La retórica, una disciplina en el olvido
Héctor M. Magaña
Estamos en tiempos electorales, y la verdad, me sorprende cuanto dependemos de los “actos” políticos en lugar de los discursos; cuanto tomamos de las estadísticas en lugar de propuestas políticas convincentes y racionales.
Frente a políticos que quieren parecer naturales, que quieren parecer que “conecten” con el pueblo, hemos olvidado el discurso inteligente; en su lugar impera la retórica por aforismos “light” y lugares comunes.
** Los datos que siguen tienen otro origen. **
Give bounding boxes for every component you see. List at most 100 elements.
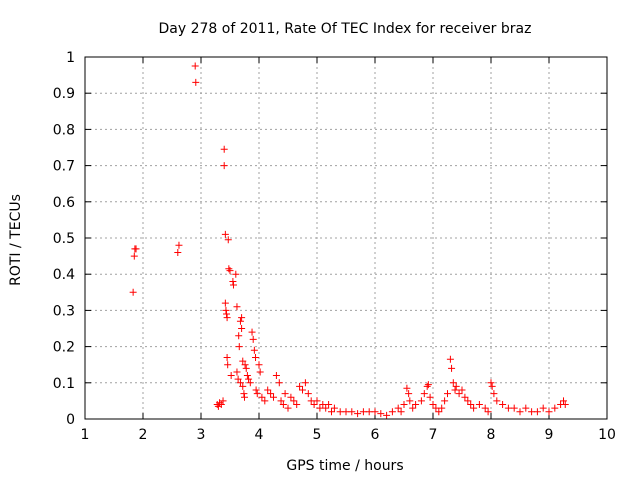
data-point <box>250 346 258 354</box>
data-point <box>516 408 524 416</box>
data-point <box>220 162 228 170</box>
data-point <box>561 401 569 409</box>
data-point <box>383 411 391 419</box>
data-point <box>409 404 417 412</box>
data-point <box>490 390 498 398</box>
data-point <box>238 314 246 322</box>
data-point <box>400 401 408 409</box>
data-point <box>510 404 518 412</box>
x-tick-label: 5 <box>313 427 322 443</box>
data-point <box>296 382 304 390</box>
data-point <box>242 364 250 372</box>
data-point <box>129 288 137 296</box>
x-tick-label: 7 <box>429 427 438 443</box>
chart-title: Day 278 of 2011, Rate Of TEC Index for r… <box>159 21 532 37</box>
data-point <box>438 404 446 412</box>
data-point <box>235 332 243 340</box>
data-point <box>224 236 232 244</box>
data-point <box>272 372 280 380</box>
data-point <box>229 277 237 285</box>
data-point <box>233 368 241 376</box>
data-point <box>488 382 496 390</box>
data-point <box>487 379 495 387</box>
data-point <box>267 390 275 398</box>
data-point <box>217 401 225 409</box>
x-tick-label: 6 <box>371 427 380 443</box>
data-point <box>245 375 253 383</box>
data-point <box>226 267 234 275</box>
data-point <box>551 404 559 412</box>
data-point <box>216 399 224 407</box>
grid <box>85 57 607 419</box>
data-point <box>241 393 248 401</box>
data-point <box>275 379 283 387</box>
data-point <box>235 343 243 351</box>
data-point <box>233 303 241 311</box>
data-point <box>484 408 492 416</box>
data-point <box>293 401 301 409</box>
data-point <box>441 397 449 405</box>
data-point <box>132 245 140 253</box>
data-point <box>261 397 269 405</box>
data-point <box>253 390 261 398</box>
x-tick-label: 4 <box>255 427 264 443</box>
y-tick-label: 0 <box>66 412 75 428</box>
data-point <box>493 397 501 405</box>
data-point <box>248 328 256 336</box>
data-point <box>455 390 463 398</box>
data-point <box>429 401 437 409</box>
data-point <box>435 408 443 416</box>
data-point <box>405 390 413 398</box>
data-point <box>239 382 247 390</box>
y-tick-label: 0.6 <box>53 195 75 211</box>
data-point <box>225 265 233 273</box>
data-point <box>255 361 263 369</box>
data-point <box>545 408 553 416</box>
data-point <box>222 306 230 314</box>
y-tick-label: 0.5 <box>53 231 75 247</box>
data-point <box>301 379 309 387</box>
x-tick-label: 1 <box>81 427 90 443</box>
data-point <box>229 281 237 289</box>
data-point <box>452 382 460 390</box>
data-point <box>232 270 240 278</box>
data-point <box>325 401 333 409</box>
data-point <box>240 390 248 398</box>
data-point <box>191 62 199 70</box>
data-point <box>310 401 318 409</box>
data-point <box>252 353 260 361</box>
data-point <box>446 355 454 363</box>
data-point <box>221 230 229 238</box>
y-tick-label: 0.7 <box>53 159 75 175</box>
data-point <box>277 397 285 405</box>
data-point <box>234 375 242 383</box>
y-tick-label: 0.2 <box>53 340 75 356</box>
data-point <box>192 78 200 86</box>
data-point <box>426 393 434 401</box>
data-point <box>270 393 277 401</box>
x-tick-label: 9 <box>545 427 554 443</box>
y-tick-label: 0.1 <box>53 376 75 392</box>
y-tick-label: 0.3 <box>53 303 75 319</box>
x-tick-label: 8 <box>487 427 496 443</box>
data-point <box>299 386 306 394</box>
data-point <box>444 390 451 398</box>
data-point <box>420 390 428 398</box>
data-point <box>258 393 266 401</box>
data-point <box>227 372 235 380</box>
data-point <box>130 252 138 260</box>
x-axis-label: GPS time / hours <box>286 458 403 474</box>
data-point <box>470 404 478 412</box>
data-point <box>328 408 335 416</box>
y-tick-label: 1 <box>66 50 75 66</box>
data-point <box>304 390 312 398</box>
data-point <box>246 379 254 387</box>
data-point <box>313 397 321 405</box>
data-point <box>264 386 272 394</box>
data-point <box>239 357 247 365</box>
data-point <box>256 368 264 376</box>
data-point <box>424 381 432 389</box>
data-point <box>394 404 402 412</box>
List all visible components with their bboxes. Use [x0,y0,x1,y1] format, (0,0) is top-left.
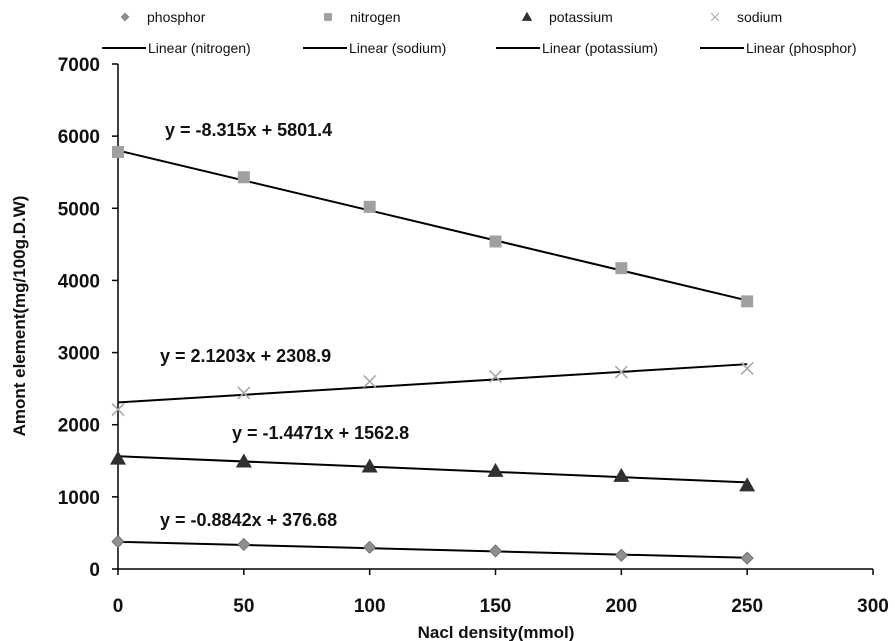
point-phosphor [740,551,754,565]
legend-label-potassium: potassium [549,9,613,25]
point-phosphor [111,535,125,549]
point-potassium [487,462,504,477]
point-nitrogen [112,146,124,159]
data-points [110,146,756,565]
point-phosphor [363,540,377,554]
legend: phosphor nitrogen potassium sodium Linear (n… [102,9,857,56]
point-sodium [363,374,377,388]
y-tick-label: 3000 [58,344,100,365]
legend-label-linear-phosphor: Linear (phosphor) [746,40,857,56]
trendline-linear-nitrogen [117,149,748,302]
y-axis-label: Amont element(mg/100g.D.W) [10,196,29,437]
legend-marker-sodium [710,12,720,22]
x-tick-label: 150 [480,596,512,617]
x-tick-label: 200 [605,596,637,617]
legend-label-nitrogen: nitrogen [350,9,401,25]
point-sodium [237,386,251,400]
point-sodium [740,361,754,376]
point-potassium [235,453,252,468]
y-tick-label: 6000 [58,127,100,148]
equation-linear-phosphor: y = -0.8842x + 376.68 [160,510,337,530]
legend-label-linear-nitrogen: Linear (nitrogen) [148,40,251,56]
y-tick-label: 4000 [58,271,100,292]
point-nitrogen [741,295,754,308]
y-tick-label: 1000 [58,488,100,509]
x-tick-label: 300 [857,596,889,617]
point-potassium [613,467,630,482]
point-nitrogen [237,171,250,184]
x-tick-label: 50 [233,596,254,617]
trendline-equations: y = -8.315x + 5801.4 y = 2.1203x + 2308.9… [160,120,409,530]
legend-label-phosphor: phosphor [147,9,206,25]
legend-marker-potassium [521,11,533,21]
legend-marker-nitrogen [324,13,332,21]
point-nitrogen [615,262,628,275]
equation-linear-sodium: y = 2.1203x + 2308.9 [160,346,331,366]
y-tick-label: 5000 [58,199,100,220]
axes: 0 1000 2000 3000 4000 5000 6000 7000 0 50 100 150 20… [58,55,889,617]
y-tick-label: 0 [89,560,100,581]
trendline-linear-phosphor [117,540,748,559]
legend-label-linear-sodium: Linear (sodium) [349,40,446,56]
x-tick-label: 100 [354,596,386,617]
point-potassium [739,477,756,492]
legend-label-linear-potassium: Linear (potassium) [542,40,658,56]
point-nitrogen [363,200,376,213]
point-potassium [110,450,126,465]
equation-linear-potassium: y = -1.4471x + 1562.8 [232,423,409,443]
x-tick-label: 0 [113,596,124,617]
point-phosphor [237,537,251,552]
trendline-linear-sodium [117,363,748,404]
point-sodium [614,365,628,379]
y-tick-label: 2000 [58,416,100,437]
point-potassium [361,458,378,473]
trendline-linear-potassium [117,455,748,484]
legend-label-sodium: sodium [737,9,782,25]
point-nitrogen [489,235,502,248]
x-tick-label: 250 [731,596,763,617]
legend-marker-phosphor [120,12,130,22]
point-sodium [111,402,125,417]
y-tick-label: 7000 [58,55,100,76]
equation-linear-nitrogen: y = -8.315x + 5801.4 [165,120,332,140]
trendlines [117,149,748,559]
x-axis-label: Nacl density(mmol) [418,623,575,641]
point-phosphor [614,548,628,562]
point-sodium [488,369,503,383]
point-phosphor [488,544,503,558]
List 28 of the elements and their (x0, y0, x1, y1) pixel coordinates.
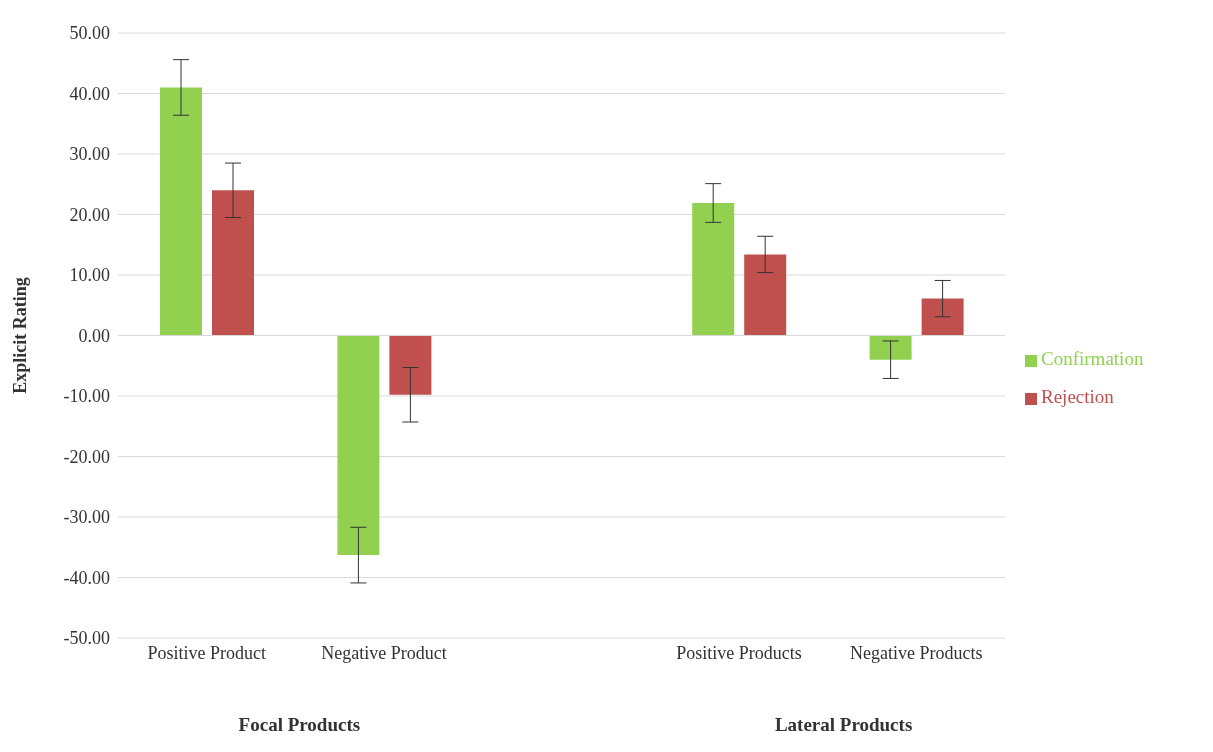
x-tick-label: Negative Product (321, 642, 447, 663)
x-tick-label: Positive Product (147, 642, 266, 663)
bar (337, 335, 380, 556)
y-tick-label: 30.00 (69, 144, 110, 165)
y-tick-label: -30.00 (63, 507, 110, 528)
y-tick-label: 10.00 (69, 265, 110, 286)
y-tick-label: 50.00 (69, 23, 110, 44)
y-tick-label: -10.00 (63, 386, 110, 407)
y-tick-label: 0.00 (78, 325, 110, 346)
y-tick-label: 20.00 (69, 204, 110, 225)
x-tick-label: Positive Products (676, 642, 802, 663)
text: Lateral Products (773, 714, 914, 736)
bar (921, 298, 964, 336)
bar (212, 190, 254, 336)
x-tick-label: Negative Products (850, 642, 983, 663)
y-tick-label: 40.00 (69, 83, 110, 104)
bar (692, 203, 735, 336)
y-tick-label: -50.00 (63, 628, 110, 649)
y-tick-label: -40.00 (63, 567, 110, 588)
bar (869, 335, 912, 360)
y-axis-title: Explicit Rating (10, 277, 31, 394)
y-tick-label: -20.00 (63, 446, 110, 467)
legend-label: Rejection (1041, 386, 1114, 407)
legend-label: Confirmation (1041, 348, 1144, 369)
text: Focal Products (237, 714, 362, 736)
bar (744, 254, 787, 336)
bar (160, 87, 202, 336)
bar (389, 335, 432, 395)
La labor política se ha perdido en lo insípido, lo fácil y pegajoso. El discurso político, como escribió Cicerón, es el arte de la oratoria. Hay que recordarlo nuevamente.
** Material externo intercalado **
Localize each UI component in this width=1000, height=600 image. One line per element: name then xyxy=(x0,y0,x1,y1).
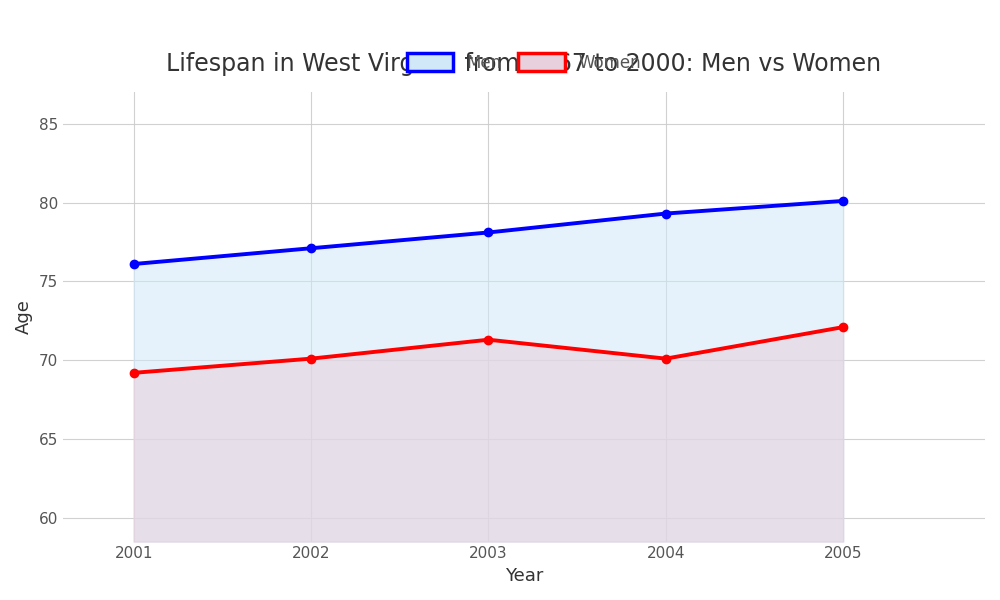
X-axis label: Year: Year xyxy=(505,567,543,585)
Legend: Men, Women: Men, Women xyxy=(400,47,648,79)
Y-axis label: Age: Age xyxy=(15,299,33,334)
Title: Lifespan in West Virginia from 1967 to 2000: Men vs Women: Lifespan in West Virginia from 1967 to 2… xyxy=(166,52,881,76)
La labor de la retórica tiene una larga data en el mundo antiguo. Antes de que el evangelio juanista sentenciara que el “logos” era Dios, el mundo grecolatino le había dado un gran peso a la palabra (y/o a la razón). Los sofistas, los retóricos, los sabios, los filósofos, chamanes y magos-pitagóricos sabían que la palabra era cosa sagrada, una “pharmakón”.
¿Qué es un “pharmakón”? Un instrumento que puede servir tanto para sanar como para matar. No es de extrañar que, si consideramos a “logos” como “pharmakón”, el mismo discurso podía ser tanto como edificante (“Es elocuente quien dice con agudeza las cosas humildes; con galanura y esplendidez las de más alta categoría, y en estilo templado las cosas medianas”) como pernicioso (“El que seduce a un juez con el prestigio de su elocuencia, me parece más culpable que el que lo corrompe con dinero”).
No obstante, la supuesta ausencia de él en la actualidad no significa que la retórica ha desaparecido sino que dicha retórica se ha degradado; ha olvidado su función imperativa. El discurso de Twitter, el “oral casual” y “dicharachero”, es aún, a pesar de todo una retórica, aunque la más perniciosa por su falta de originalidad.
¿Qué es un discurso retórico que haga gala de la oralidad como sumo arte? Ante todo, no excluye la falta de palabras familiares sino que con o sin uso del lenguaje coloquial, el propio discurso puede o no puede reflejar un verdadero “ethos” o credibilidad. Una auténtica credibilidad que se pierde en un “pathos” (o emotividad) que en lugar de ser catártico, como pensaba Aristóteles, enerva a las multitudes carentes de “logos”.
Un verdadero arte retórico es tripartita (ethos, pathos, logos), pero desgraciadamente en la era “liquida” como la llama Z. Bauman, es en esencia puro “pathos” irracional y poco factible pero que convierte a cualquiera en un populista que lanza sus pablaras como hechizos, aunque en el fondo, lo que vemos es un vacío sin contenido sustancial alguno.